While Follett said that one of the bookstore’s advantages is that it provides a “one-stop shop that is convenient for all students to purchase their academic needs,” Vincent Miller, an associate professor in the theology department, sends his students elsewhere.

Though he ordered most of the books for his courses through the Georgetown Bookstore, he had students find the text of one book at ecoBrain.com, a Web site that supports environmentally friendly e-books.

“I chose ecoBrain.com for one book in particular that focuses on calculating the environmental footprint of consumption decisions. The site offers electronic versions of print books. This was appealing because it foregrounds the issue of the origins and impact of the book itself as a material object,” he explained.

Other professors look to local bookstores. For her entire career at Georgetown, Libbie Rifkin, an adjunct assistant professor in the English department, has exclusively ordered books through Bridge Street Books on Pennsylvania Avenue in Georgetown.

She said the small, intimate nature of the local bookstore separates it from the larger, university-style stores.

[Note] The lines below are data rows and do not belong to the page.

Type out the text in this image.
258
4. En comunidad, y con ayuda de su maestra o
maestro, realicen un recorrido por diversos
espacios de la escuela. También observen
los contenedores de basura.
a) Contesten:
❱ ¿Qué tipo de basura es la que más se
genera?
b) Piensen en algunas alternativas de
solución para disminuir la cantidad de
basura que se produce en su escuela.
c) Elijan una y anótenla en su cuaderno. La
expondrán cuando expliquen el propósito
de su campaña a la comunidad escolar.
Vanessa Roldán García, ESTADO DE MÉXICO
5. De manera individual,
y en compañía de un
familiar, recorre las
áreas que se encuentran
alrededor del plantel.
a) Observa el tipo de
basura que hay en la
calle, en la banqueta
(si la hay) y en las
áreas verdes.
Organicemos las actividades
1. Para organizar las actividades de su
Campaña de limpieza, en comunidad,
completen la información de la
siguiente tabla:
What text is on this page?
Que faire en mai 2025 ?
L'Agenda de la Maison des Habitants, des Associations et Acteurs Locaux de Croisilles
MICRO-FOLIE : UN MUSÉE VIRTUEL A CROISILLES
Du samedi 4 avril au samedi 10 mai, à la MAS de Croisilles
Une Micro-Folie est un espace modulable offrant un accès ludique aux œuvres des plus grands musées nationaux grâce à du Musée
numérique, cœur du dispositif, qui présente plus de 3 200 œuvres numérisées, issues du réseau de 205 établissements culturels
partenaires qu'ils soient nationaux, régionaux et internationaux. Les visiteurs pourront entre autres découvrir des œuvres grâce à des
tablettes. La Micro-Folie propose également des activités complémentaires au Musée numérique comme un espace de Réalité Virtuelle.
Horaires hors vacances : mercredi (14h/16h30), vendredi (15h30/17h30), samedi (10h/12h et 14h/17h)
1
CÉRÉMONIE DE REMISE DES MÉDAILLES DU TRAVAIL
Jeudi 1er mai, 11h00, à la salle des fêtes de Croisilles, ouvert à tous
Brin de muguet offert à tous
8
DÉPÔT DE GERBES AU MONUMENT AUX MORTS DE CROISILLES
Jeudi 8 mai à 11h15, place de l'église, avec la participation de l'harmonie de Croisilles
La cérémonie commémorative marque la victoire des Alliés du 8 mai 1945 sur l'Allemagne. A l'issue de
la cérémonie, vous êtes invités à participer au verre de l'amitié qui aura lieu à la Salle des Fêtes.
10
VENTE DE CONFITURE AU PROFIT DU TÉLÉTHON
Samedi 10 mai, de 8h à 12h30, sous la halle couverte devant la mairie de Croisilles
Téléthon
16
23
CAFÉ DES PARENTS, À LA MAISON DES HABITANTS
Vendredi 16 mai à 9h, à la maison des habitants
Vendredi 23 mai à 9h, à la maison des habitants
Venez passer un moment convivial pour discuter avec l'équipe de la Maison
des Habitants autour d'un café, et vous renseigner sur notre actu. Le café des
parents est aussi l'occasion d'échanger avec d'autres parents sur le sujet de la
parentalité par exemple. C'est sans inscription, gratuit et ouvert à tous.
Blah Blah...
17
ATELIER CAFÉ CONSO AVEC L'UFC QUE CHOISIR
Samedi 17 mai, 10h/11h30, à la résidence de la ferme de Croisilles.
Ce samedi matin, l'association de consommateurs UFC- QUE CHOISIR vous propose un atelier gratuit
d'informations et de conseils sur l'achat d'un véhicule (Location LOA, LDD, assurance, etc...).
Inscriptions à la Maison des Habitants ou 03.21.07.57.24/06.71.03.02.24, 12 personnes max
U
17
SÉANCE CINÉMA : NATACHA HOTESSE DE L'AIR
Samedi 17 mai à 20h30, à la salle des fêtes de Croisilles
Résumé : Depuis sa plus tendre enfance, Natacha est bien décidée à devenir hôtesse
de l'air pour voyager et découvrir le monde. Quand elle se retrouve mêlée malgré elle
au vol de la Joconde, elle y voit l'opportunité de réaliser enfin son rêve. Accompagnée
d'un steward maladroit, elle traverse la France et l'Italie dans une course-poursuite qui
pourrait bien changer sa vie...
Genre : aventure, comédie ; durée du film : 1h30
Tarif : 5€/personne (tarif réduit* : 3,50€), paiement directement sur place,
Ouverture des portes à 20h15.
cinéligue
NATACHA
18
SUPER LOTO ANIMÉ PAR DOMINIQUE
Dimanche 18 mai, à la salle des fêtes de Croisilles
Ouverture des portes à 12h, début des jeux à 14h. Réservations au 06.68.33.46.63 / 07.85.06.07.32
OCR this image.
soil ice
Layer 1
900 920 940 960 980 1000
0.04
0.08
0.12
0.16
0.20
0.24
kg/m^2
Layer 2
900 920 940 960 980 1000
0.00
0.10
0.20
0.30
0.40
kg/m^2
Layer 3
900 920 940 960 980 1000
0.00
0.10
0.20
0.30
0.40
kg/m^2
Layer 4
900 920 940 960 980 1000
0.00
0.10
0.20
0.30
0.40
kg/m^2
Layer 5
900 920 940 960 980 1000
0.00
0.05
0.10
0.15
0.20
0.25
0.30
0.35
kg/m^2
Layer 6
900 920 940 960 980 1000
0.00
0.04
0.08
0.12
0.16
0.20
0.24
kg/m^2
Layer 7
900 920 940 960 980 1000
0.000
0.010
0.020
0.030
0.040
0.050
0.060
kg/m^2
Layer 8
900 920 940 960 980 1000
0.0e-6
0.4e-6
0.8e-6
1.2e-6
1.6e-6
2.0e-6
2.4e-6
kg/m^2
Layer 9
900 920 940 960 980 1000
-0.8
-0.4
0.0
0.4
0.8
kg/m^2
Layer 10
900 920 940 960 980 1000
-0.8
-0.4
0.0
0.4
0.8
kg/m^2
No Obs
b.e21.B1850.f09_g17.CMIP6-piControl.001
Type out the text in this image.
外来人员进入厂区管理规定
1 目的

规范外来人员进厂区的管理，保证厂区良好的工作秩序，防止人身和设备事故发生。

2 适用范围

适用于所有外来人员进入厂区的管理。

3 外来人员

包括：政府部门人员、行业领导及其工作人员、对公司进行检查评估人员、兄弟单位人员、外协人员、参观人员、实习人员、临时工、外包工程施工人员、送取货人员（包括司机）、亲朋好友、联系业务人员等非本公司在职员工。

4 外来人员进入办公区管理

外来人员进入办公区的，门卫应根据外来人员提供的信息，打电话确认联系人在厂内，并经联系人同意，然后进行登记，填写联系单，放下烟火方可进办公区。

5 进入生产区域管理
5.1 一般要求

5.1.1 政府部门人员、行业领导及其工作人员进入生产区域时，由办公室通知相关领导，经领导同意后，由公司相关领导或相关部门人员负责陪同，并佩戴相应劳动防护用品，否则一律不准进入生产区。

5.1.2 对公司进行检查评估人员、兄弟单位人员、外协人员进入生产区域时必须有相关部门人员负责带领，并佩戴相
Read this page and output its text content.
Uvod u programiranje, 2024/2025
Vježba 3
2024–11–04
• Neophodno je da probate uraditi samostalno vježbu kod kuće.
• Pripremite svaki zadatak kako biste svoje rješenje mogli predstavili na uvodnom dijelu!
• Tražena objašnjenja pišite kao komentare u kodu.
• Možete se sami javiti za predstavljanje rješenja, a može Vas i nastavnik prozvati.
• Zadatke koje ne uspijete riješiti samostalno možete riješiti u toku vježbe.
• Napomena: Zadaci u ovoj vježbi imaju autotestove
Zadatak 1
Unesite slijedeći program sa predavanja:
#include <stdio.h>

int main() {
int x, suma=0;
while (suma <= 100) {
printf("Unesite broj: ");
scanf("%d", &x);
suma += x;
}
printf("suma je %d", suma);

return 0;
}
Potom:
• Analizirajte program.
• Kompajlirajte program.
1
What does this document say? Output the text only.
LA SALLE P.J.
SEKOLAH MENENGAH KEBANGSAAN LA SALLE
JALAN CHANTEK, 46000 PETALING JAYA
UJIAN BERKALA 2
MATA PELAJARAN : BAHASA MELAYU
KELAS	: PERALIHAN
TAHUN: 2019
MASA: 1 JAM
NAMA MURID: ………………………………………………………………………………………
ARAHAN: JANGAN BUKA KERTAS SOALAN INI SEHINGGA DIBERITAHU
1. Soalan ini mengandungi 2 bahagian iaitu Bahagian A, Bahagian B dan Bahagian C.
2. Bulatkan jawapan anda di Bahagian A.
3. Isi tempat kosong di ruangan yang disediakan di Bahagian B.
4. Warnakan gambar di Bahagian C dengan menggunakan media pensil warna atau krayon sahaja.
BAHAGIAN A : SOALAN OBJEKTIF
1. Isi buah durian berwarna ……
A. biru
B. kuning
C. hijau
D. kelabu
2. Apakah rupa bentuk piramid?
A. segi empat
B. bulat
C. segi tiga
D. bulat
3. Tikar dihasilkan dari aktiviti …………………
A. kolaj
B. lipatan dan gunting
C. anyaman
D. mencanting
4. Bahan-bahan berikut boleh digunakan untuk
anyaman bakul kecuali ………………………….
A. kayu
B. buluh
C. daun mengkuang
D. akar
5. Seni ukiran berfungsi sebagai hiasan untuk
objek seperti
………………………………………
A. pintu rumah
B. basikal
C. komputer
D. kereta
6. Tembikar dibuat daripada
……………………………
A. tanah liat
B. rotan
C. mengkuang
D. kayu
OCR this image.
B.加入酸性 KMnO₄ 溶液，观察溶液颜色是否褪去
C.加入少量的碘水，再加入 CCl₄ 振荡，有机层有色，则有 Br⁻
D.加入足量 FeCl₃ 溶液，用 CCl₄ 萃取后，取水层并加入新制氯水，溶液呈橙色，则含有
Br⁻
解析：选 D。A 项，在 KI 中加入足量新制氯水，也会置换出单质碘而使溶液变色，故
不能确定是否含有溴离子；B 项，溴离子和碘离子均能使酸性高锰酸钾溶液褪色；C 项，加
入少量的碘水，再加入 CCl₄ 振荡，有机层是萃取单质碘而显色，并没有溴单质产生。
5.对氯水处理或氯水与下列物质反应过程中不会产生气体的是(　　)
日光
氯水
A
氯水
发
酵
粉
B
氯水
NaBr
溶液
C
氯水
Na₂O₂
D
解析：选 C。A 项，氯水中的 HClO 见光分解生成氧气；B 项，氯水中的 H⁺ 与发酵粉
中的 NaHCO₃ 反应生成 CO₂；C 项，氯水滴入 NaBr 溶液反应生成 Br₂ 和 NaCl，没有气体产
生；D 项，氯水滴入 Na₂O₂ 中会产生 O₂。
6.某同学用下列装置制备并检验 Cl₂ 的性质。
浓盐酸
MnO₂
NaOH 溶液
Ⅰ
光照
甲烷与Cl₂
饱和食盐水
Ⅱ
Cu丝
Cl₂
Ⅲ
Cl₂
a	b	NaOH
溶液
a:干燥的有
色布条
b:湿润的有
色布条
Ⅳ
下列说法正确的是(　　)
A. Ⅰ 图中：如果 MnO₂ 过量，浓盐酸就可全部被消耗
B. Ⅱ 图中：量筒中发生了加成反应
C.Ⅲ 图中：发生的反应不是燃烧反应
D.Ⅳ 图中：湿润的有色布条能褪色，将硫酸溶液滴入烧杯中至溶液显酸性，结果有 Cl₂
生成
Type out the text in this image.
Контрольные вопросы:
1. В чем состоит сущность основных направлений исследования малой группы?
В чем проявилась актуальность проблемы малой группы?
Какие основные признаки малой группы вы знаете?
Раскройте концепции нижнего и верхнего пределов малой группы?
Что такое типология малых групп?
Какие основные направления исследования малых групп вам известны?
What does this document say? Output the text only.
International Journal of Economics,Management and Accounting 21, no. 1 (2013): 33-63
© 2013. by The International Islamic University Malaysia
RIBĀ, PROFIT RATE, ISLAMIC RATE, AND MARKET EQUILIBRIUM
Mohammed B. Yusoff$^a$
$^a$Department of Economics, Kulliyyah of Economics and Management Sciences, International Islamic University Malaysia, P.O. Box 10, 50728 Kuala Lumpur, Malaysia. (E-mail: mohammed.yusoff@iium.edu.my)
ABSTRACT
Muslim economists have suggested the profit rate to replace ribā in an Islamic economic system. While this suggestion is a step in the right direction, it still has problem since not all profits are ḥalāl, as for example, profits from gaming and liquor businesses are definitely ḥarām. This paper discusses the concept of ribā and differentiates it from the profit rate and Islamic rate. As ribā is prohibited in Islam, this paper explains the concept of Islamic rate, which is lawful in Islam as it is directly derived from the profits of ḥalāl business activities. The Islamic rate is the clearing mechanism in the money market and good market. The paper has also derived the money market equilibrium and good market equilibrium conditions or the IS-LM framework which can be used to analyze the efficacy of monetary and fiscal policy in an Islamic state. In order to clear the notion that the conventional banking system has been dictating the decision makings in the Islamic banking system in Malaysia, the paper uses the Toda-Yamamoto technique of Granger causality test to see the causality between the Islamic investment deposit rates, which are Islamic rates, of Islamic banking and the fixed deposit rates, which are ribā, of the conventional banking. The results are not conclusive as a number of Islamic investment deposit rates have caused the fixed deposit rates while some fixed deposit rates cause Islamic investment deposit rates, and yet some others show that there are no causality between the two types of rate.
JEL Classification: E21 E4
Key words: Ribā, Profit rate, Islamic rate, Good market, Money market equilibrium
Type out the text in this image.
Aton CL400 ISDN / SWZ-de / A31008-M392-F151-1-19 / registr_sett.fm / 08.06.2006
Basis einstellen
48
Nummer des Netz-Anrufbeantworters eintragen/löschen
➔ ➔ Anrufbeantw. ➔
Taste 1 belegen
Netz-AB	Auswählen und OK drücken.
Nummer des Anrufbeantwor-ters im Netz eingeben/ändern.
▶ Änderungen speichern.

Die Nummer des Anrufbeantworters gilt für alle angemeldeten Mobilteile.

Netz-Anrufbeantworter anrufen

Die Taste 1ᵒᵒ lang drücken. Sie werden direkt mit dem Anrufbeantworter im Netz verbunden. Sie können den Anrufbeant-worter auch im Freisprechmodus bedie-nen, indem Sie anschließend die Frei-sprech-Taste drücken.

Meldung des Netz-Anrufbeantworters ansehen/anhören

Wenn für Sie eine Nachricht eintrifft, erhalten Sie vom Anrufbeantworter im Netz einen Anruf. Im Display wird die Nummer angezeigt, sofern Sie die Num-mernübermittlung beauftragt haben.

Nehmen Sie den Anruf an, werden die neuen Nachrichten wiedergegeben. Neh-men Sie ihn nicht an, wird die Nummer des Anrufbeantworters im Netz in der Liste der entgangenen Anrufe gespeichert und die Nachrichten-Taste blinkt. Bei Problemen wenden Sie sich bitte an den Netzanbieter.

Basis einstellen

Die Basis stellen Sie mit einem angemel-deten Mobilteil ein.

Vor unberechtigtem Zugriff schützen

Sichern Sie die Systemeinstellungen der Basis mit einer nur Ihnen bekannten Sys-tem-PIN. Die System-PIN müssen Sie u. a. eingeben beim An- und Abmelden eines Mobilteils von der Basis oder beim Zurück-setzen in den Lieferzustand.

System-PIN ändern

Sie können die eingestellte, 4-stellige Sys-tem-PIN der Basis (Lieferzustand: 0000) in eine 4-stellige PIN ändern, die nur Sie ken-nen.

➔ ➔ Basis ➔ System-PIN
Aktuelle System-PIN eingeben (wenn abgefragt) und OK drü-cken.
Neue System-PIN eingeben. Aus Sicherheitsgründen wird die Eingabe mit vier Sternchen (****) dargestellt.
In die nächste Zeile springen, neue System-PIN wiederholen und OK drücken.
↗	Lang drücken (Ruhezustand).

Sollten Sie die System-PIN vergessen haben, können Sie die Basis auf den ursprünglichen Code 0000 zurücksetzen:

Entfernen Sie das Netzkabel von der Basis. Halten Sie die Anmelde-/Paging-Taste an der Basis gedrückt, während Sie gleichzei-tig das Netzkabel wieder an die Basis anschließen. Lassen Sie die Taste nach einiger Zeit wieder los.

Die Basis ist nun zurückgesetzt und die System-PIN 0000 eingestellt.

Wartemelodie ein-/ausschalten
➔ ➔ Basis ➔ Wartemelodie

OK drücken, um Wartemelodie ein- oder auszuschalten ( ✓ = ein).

“I’m sure [the Georgetown Bookstore] probably could do all of it, but I just knew that Bridge Street could do it,” she said. “It was just that personal relationship, none of the paperwork, none of the bureaucracy, and the immediate feedback on the availability and all that kind of stuff, and their knowledge of the field in which I teach, which is 20th-century American poetry,” she said.

Philip Levy, the owner of Bridge Street Books, estimates that around five Georgetown professors ordered books through him this fall.

Tod Linafelt, an associate professor in the theology department, has ordered books through Bridge Street for about the past six years, though this year he is teaching at Loyola College in Baltimore, Md., as a visiting professor.

“For my first couple of years at Georgetown, I had a lot of the problems that many faculty have with the campus bookstore – not getting books in, or getting them late, or getting the wrong books,” he explained.

Furthermore, Linafelt said “the last straw” for him was when he found that one of the books he ordered was priced higher than the list price.

“So, for the last six years or so, I have been using [Bridge Street Books] instead of the campus store. They are very reliable and charge a fair price, and there is the added bonus of supporting a real neighborhood business,” Linafelt said. “Local bookstores are a dying breed, and if we can help support one in our neighborhood, while also getting much better service, I am all for it.”